Additional Divine Counsel
19 Finally, consider the context of our theme scripture: “Wives be in subjection to [your] husbands.” (Ephesians 5:22) Why is such subjection necessary? “Because,” the next verse continues, “a husband is head of his wife as the Christ also is head of the congregation.” Therefore, wives are urged: “As the congregation is in subjection to the Christ, so let wives also be to their husbands in everything.”—Ephesians 5:23, 24, 33.
20 To obey this command, wives need to study and then imitate the example of Christ’s congregation of anointed followers. Please read 2 Corinthians 11:23-28 and thereby learn what one member of the congregation, the apostle Paul, endured in being faithful to his Head, Jesus Christ. Like Paul, wives as well as the rest of the congregation need to remain loyally subject to Jesus. Wives demonstrate this by their subjection to their husbands.
21 While many wives today may chafe at being in subjection, a wise woman will consider its advantages. For example, in the case of a husband who is an unbeliever, submitting to his headship in all matters that would not mean violating God’s laws or principles may well yield the marvelous reward of her being able to ‘save her husband.’ (1 Corinthians 7:13, 16) Furthermore, she can find contentment in knowing that Jehovah God approves of her course and will richly reward her for imitating the example of his dear Son.
Do You Remember?
• Why may it be a challenge for a wife to respect her husband?

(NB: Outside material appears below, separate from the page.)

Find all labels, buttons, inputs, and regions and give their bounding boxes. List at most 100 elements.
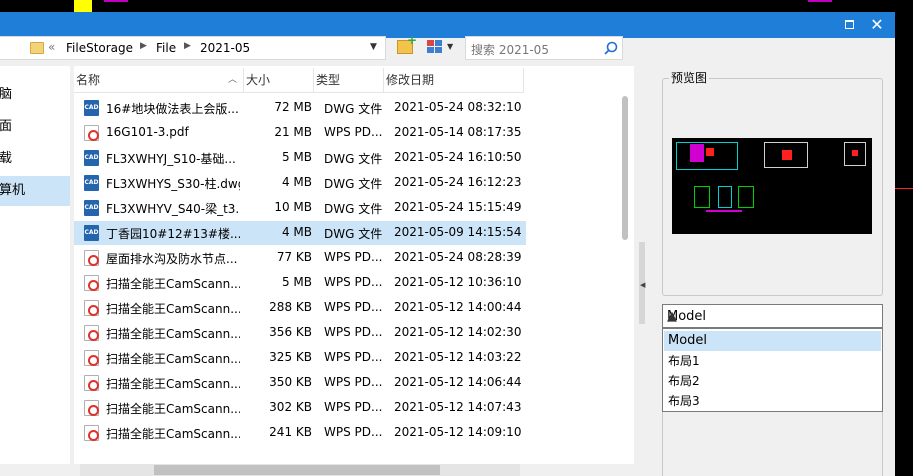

• Why is accepting a marriage proposal so serious?
• How did Jesus serve as an example for wives, and what benefits may result from following his example?
1. Why is respecting a husband often hard to do?
2. What has developed regarding women and marriage in recent times?
3. What is the basic problem affecting marriage?
4, 5. (a) Why is caution advisable when considering marriage? (b) What should a woman do before consenting to marry?
6. What decision can most women today make, and why is it so important?
7. What wise counsel has been provided about seeking a mate?
8, 9. (a) How did Jesus view his subjection to God? (b) What benefit may be realized from subjection?
10. How did Jesus set an example in showing subjection?
11. Why did Peter encourage wives to be submissive even to husbands who were unbelievers?
12. What benefits were realized by Jesus’ submissive course?
13, 14. How has submission to unbelieving husbands been beneficial?
15. What “adornment” is recommended for Christian wives?
16. In what ways is Sarah a fine example for Christian wives?
17. Why might Peter have had Abigail in mind as an example for Christian wives?
18. If tempted by the amorous attentions of another man, wives can reflect on what example, and why?
19, 20. (a) For what reason should wives be in subjection to their husbands? (b) What fine example has been provided for wives?
21. What can serve as incentives for wives to remain subject to their husbands?
[Picture on page 19]
Why is deciding whether to accept a marriage proposal so serious?
[Picture on page 21]
What can wives learn from the example of such Bible characters as Abigail?